A year later, there was Kanita Haley. The 7-year-old was playing baseball in Watts when a bullet from a passing car found her right temple. Back then, in 1989, the age of 7 seemed shockingly young for a drive-by victim. Again, the engines of civic outcry powered up. "There is a great need," a community activist said, "for concern about the level of violence permeating our cities. There appears to be a tolerance that stems from inertia, insensitivity or fear."

And then came Denise Silva and Sabrina Haley, one 3 years old, the other just 18 months. They were slain within two days of each other in April, 1992. Now it was time, the bishop said at the funeral, for the community to come together and turn these two deaths into "a resurrection, a dramatic turning around of the terrible violence of the whole gang culture." And everyone agreed. Enough was enough.

And there was Edgar Evans, 13 years old. And Stephen Coats and Reggie Crawford, both 14. On Halloween night, 1993, they were walking down a Pasadena sidewalk, a block from home, when a carload of gang members ambushed the trick-or-treaters with combat weapons. And so came the calls for gun control, gang crackdowns, something, anything. The police chief had never witnessed such an outpouring: "I sense outrage, anger, frustration and a determination to do something tangible and substantive. . . . If our kids can't walk down a street without being blown away, we are really in trouble. The savagery of this caused people to say, 'Enough is enough.' "

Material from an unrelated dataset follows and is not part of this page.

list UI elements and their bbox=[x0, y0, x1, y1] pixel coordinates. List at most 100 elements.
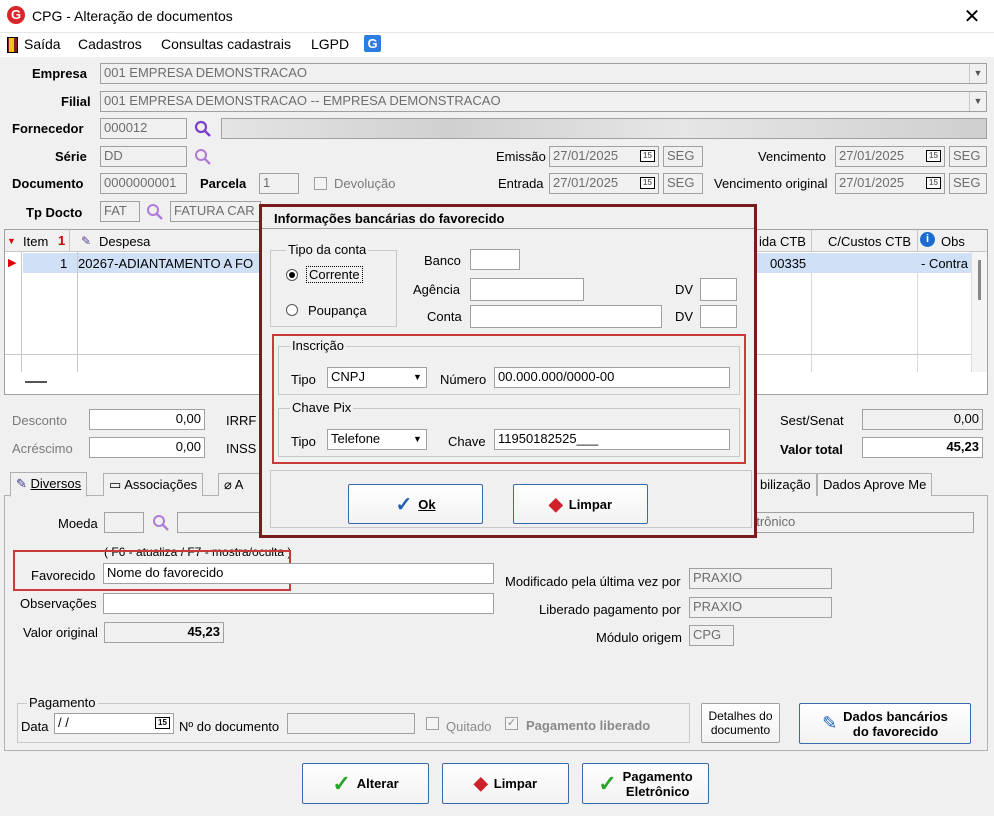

And now there is Stephanie Kuhen. After she was buried Monday the mourners released skyward a clutch of white balloons. These balloons were said to signify "hope." Elsewhere, too, there was talk of the mayor appointing a gang czar, of setting aside a day to mourn fallen children. Calls went out for tougher laws, for renewed police crackdowns, for something, anything.

This search to find a "silver lining" in the slaughter of a 3-year-old can be dismissed, easily enough, as much vapor going nowhere--like the balloons. Certainly, the ghosts of Karen Toshima and Kanita Haley and the rest would suggest the skeptical view. Every year or so, an innocent goes down in a crime that sets a new standard for outrage. Jaws are set. Plans are laid. And then . . .

. . . And then not much of anything changes. Until the next outrage. Which, of course, makes everybody get mad and shout about enough being enough.

That would be a cynic's view. Those who desire a more uplifting exit from the sad death of Stephanie Kuhen might consider this: The response to this killing, however predictable, however futile, even, does demonstrate at least that--against all odds--there are still some people left who have not lost hope, who still believe that, someday, their angel will come. And this hope alone is its own triumph.